You can of course do lots of (very) short exposures to avoid sensor saturation. That's "just" a movie at a very high frame rate. And then you can post-process this in lots of exciting ways, align the frames, average them, etc, etc.
Yeah that's fair. A CCD sensor basically converts individual photons to electrical charges. What Tesla has said they've done is thrown away all the traditional image signal processing & post-processing which often includes a lot of exposure-related averaging.
You're right though that we don't typically use real-time neural networks that operate based upon spike rate, so an interval needs to be chosen for photon counting which could be considered a kind of exposure and it is critical that the interval be short enough to avoid saturation.
Lol this doesn't make any sense. The dynamic range of a fully sunlit California highway during noon in the summer (I.e. the brightness reading of the darket vs the brightest spot) is wayyyy higher than any existing sensor. You cannot ignore exposure, you have to choose which part of the scene you want within the brightness range that your camera sensor can capture. You will have areas of the scene that clip, in other words areas of the scene that are pure black or white with no data.
You can do bracketed exposures, but that's literally the opposite of ignoring exposure.
Just keep the duration low so that you never saturate the sensor even in bright sunlight and let the NN do the summations.
At a fundamental level it is somewhat akin to bracketing except all that HDR processing/frame matching is performed within the NN rather than a traditional image processing stack.
The NN is better at this anyway since it must already be performing camera/pose motion tracking to correlate what it's seeing from frame to frame.

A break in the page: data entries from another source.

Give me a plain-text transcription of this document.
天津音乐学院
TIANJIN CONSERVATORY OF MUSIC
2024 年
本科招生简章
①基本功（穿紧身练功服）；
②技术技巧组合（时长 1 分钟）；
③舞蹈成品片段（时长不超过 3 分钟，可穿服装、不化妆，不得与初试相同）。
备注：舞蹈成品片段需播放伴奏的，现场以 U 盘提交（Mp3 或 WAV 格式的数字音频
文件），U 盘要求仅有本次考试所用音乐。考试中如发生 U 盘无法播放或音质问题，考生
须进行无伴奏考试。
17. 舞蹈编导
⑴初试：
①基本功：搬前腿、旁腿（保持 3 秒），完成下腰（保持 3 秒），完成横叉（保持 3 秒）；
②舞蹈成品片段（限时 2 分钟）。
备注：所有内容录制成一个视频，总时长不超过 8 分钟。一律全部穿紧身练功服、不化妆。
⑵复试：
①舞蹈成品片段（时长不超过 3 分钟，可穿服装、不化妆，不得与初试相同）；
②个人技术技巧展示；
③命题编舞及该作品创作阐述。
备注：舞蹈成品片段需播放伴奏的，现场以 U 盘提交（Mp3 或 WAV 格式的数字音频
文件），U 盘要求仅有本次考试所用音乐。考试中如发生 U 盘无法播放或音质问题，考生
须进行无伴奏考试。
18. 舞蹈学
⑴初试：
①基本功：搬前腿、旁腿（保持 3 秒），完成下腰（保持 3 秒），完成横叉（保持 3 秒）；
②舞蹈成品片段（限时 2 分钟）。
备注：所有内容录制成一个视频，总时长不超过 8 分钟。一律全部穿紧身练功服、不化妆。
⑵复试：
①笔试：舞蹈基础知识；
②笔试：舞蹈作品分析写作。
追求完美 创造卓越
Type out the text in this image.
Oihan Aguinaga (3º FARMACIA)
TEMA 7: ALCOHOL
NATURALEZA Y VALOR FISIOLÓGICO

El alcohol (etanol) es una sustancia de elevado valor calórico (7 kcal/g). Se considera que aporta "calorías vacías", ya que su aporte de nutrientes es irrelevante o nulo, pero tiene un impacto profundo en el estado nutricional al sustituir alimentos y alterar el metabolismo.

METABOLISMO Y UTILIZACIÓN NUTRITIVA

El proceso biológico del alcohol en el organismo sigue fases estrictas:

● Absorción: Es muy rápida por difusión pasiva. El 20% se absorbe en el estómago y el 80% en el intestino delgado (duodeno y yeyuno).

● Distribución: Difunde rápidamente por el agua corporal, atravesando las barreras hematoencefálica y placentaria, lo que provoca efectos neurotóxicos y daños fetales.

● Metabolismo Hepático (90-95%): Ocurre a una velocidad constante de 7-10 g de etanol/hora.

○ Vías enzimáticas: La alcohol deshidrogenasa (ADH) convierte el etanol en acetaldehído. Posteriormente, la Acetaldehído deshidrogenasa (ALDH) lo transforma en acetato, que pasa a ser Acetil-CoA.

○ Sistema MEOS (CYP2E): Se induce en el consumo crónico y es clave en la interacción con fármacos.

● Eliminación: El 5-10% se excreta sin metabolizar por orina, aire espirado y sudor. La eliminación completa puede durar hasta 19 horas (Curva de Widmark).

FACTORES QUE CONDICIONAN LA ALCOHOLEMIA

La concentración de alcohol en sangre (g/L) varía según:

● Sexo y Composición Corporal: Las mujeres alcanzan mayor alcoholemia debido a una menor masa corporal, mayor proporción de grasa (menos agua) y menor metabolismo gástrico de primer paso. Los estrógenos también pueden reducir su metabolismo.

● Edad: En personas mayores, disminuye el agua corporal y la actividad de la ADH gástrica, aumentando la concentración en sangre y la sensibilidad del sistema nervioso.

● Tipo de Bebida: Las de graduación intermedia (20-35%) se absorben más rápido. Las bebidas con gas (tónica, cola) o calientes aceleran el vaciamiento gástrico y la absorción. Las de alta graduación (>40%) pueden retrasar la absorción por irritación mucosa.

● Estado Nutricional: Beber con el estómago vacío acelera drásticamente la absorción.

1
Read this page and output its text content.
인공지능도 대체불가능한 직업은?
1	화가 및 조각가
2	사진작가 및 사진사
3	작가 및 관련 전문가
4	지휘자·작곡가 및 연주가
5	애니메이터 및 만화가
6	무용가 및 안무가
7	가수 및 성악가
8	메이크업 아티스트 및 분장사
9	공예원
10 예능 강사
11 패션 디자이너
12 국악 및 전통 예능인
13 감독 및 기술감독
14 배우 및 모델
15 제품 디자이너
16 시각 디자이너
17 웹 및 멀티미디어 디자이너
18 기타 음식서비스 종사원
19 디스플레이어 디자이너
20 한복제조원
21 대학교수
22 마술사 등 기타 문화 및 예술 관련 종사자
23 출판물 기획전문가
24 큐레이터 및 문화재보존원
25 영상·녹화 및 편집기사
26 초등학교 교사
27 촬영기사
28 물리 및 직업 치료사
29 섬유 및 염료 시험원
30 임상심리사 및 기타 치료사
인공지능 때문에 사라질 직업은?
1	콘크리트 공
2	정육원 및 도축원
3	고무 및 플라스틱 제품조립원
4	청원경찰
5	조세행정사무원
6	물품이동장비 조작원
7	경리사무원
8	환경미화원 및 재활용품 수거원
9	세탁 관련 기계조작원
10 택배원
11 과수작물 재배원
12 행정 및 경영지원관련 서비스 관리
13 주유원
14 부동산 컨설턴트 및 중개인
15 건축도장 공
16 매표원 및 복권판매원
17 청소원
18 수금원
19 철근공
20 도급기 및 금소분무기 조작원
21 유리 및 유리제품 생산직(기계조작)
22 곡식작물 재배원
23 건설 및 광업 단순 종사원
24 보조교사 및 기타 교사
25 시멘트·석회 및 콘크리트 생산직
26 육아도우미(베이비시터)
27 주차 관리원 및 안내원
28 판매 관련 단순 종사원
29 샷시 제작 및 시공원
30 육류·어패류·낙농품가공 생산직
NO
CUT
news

Counting photons won't keep a camera from being "jammed." Unless you are using a physically perfect polarizing filter, such that each pixel on the sensor only receives photons from the exact angular window, traced back through the lenses, you have a camera that can ultimately be "jammed."
The human eye isn't so great on those terms. But humans can raise their hand to block the sun if it's straight at our eyes.

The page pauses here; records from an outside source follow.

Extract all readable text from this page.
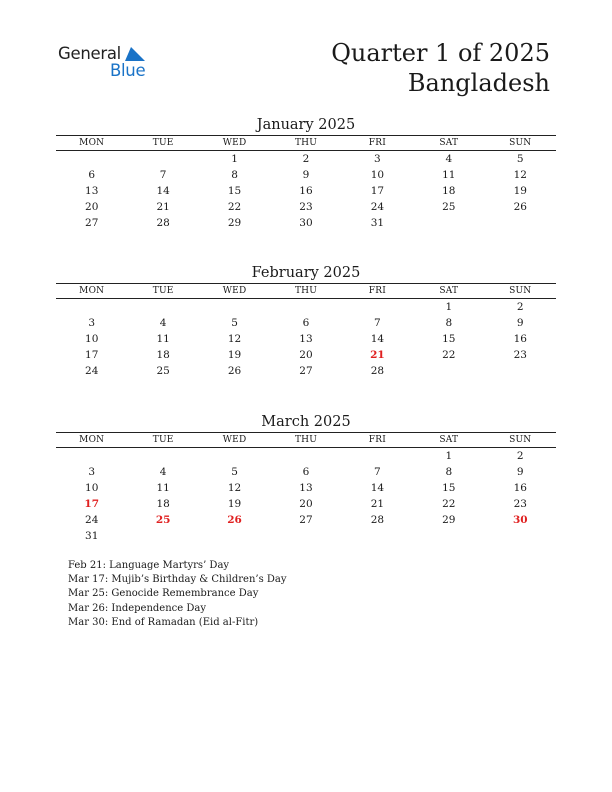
General
Blue
Quarter 1 of 2025
Bangladesh
January 2025
MON	TUE	WED	THU	FRI	SAT	SUN
		1	2	3	4	5
6	7	8	9	10	11	12
13	14	15	16	17	18	19
20	21	22	23	24	25	26
27	28	29	30	31		
February 2025
MON	TUE	WED	THU	FRI	SAT	SUN
					1	2
3	4	5	6	7	8	9
10	11	12	13	14	15	16
17	18	19	20	21	22	23
24	25	26	27	28		
March 2025
MON	TUE	WED	THU	FRI	SAT	SUN
					1	2
3	4	5	6	7	8	9
10	11	12	13	14	15	16
17	18	19	20	21	22	23
24	25	26	27	28	29	30
31						
Feb 21: Language Martyrs’ Day
Mar 17: Mujib’s Birthday & Children’s Day
Mar 25: Genocide Remembrance Day
Mar 26: Independence Day
Mar 30: End of Ramadan (Eid al-Fitr)
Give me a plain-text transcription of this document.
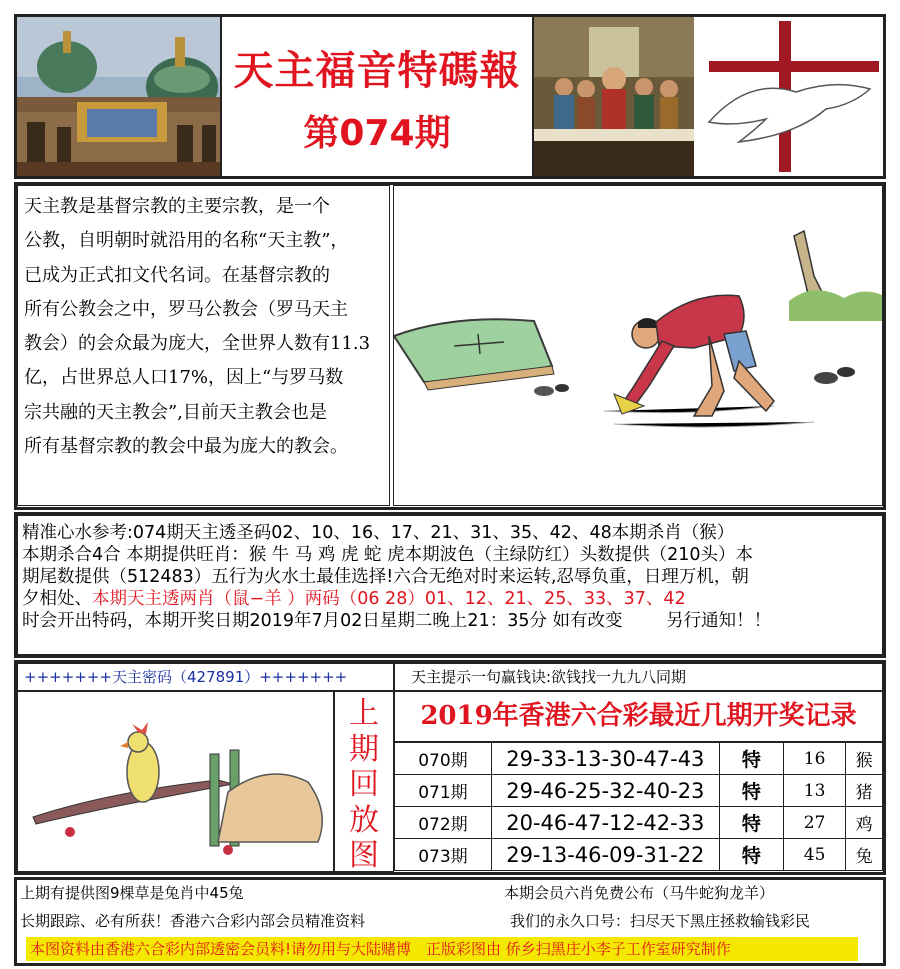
天主福音特碼報
第074期

天主教是基督宗教的主要宗教，是一个

公教，自明朝时就沿用的名称“天主教”，

已成为正式扣文代名词。在基督宗教的

所有公教会之中，罗马公教会（罗马天主

教会）的会众最为庞大，全世界人数有11.3

亿，占世界总人口17%，因上“与罗马数

宗共融的天主教会”,目前天主教会也是

所有基督宗教的教会中最为庞大的教会。

精准心水参考:074期天主透圣码02、10、16、17、21、31、35、42、48本期杀肖（猴）
本期杀合4合 本期提供旺肖：猴 牛 马 鸡 虎 蛇 虎本期波色（主绿防红）头数提供（210头）本
期尾数提供（512483）五行为火水土最佳选择!六合无绝对时来运转,忍辱负重，日理万机，朝
夕相处、本期天主透两肖（鼠−羊 ）两码（06 28）01、12、21、25、33、37、42
时会开出特码，本期开奖日期2019年7月02日星期二晚上21：35分 如有改变 另行通知！！
+++++++天主密码（427891）+++++++	天主提示一句赢钱诀:欲钱找一九九八同期
上
期
回
放
图
2019年香港六合彩最近几期开奖记录
070期	29-33-13-30-47-43	特	16	猴
071期	29-46-25-32-40-23	特	13	猪
072期	20-46-47-12-42-33	特	27	鸡
073期	29-13-46-09-31-22	特	45	兔
上期有提供图9棵草是兔肖中45兔	本期会员六肖免费公布（马牛蛇狗龙羊）
长期跟踪、必有所获！香港六合彩内部会员精准资料	我们的永久口号：扫尽天下黑庄拯救输钱彩民
本图资料由香港六合彩内部透密会员料!请勿用与大陆赌博　正版彩图由 侨乡扫黑庄小李子工作室研究制作
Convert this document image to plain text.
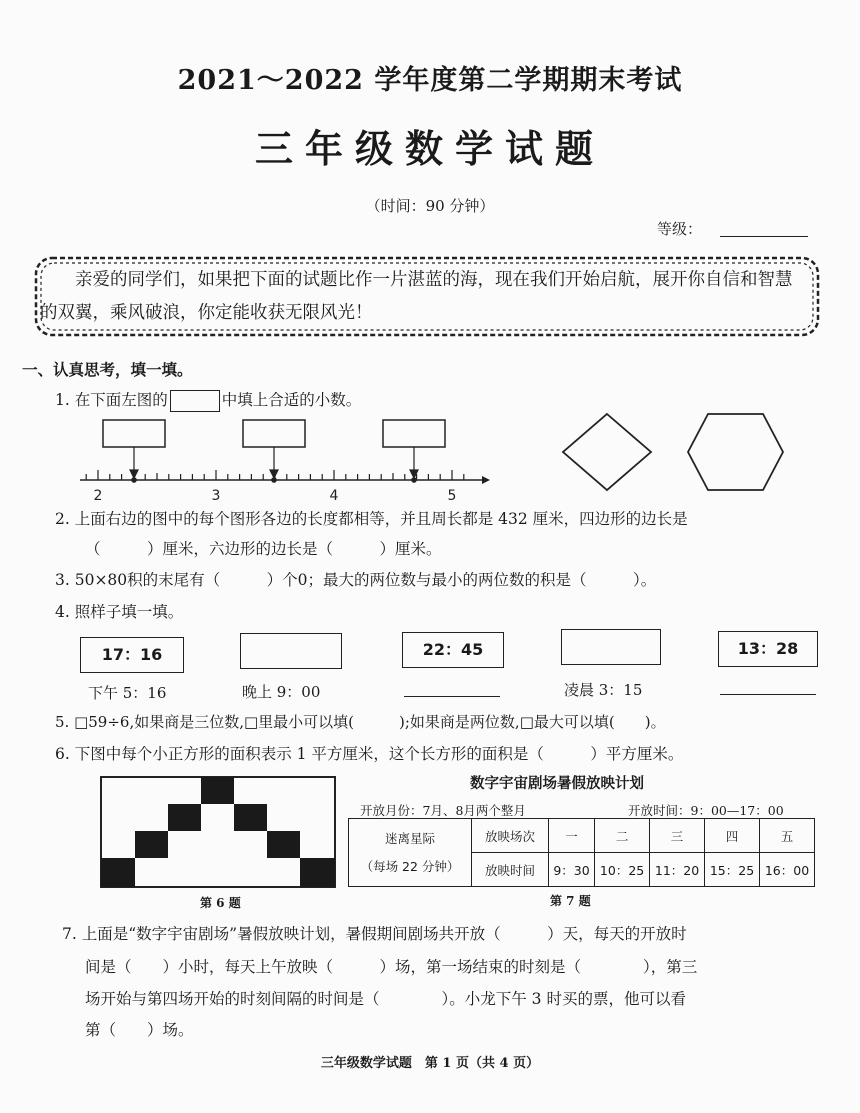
2021～2022 学年度第二学期期末考试
三年级数学试题
（时间：90 分钟）
等级：
亲爱的同学们，如果把下面的试题比作一片湛蓝的海，现在我们开始启航，展开你自信和智慧的双翼，乘风破浪，你定能收获无限风光！
一、认真思考，填一填。
1. 在下面左图的	中填上合适的小数。
2	3	4	5
2. 上面右边的图中的每个图形各边的长度都相等，并且周长都是 432 厘米，四边形的边长是
（　　　）厘米，六边形的边长是（　　　）厘米。
3. 50×80积的末尾有（　　　）个0；最大的两位数与最小的两位数的积是（　　　）。
4. 照样子填一填。
17：16	22：45	13：28
下午 5：16	晚上 9：00	凌晨 3：15
5. □59÷6,如果商是三位数,□里最小可以填(　　　);如果商是两位数,□最大可以填(　　)。
6. 下图中每个小正方形的面积表示 1 平方厘米，这个长方形的面积是（　　　）平方厘米。
第 6 题
数字宇宙剧场暑假放映计划
开放月份：7月、8月两个整月	开放时间：9：00—17：00
迷离星际
（每场 22 分钟）	放映场次	一	二	三	四	五
	放映时间	9：30	10：25	11：20	15：25	16：00
第 7 题
7. 上面是“数字宇宙剧场”暑假放映计划，暑假期间剧场共开放（　　　）天，每天的开放时
间是（　　）小时，每天上午放映（　　　）场，第一场结束的时刻是（　　　　），第三
场开始与第四场开始的时刻间隔的时间是（　　　　）。小龙下午 3 时买的票，他可以看
第（　　）场。
三年级数学试题　第 1 页（共 4 页）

The crash you referenced occurred in 2016 when they were using radar on the cars and I don't believe they were yet using raw photon counts nor did the NN have any voxel-based memory as it does now.
The big limits of LiDAR are cost, more than anything. There have been dozens of public driving trials where from a functionality level the answer has been positive (apart from traffic lights, the bastards), but nobody wants to buy a solution with a six figure BOM, before integration.
how do you count photons continuously? what... this makes no sense, if you pass "the photon count" you just did a exposure... also how does a photo diode count photons?
This approach not only simpler as it removes photo processing/encoding but the result is that the NN can operate with a very high dynamic range similar to the human eye and in many cases can be sensitive on the single-photon level.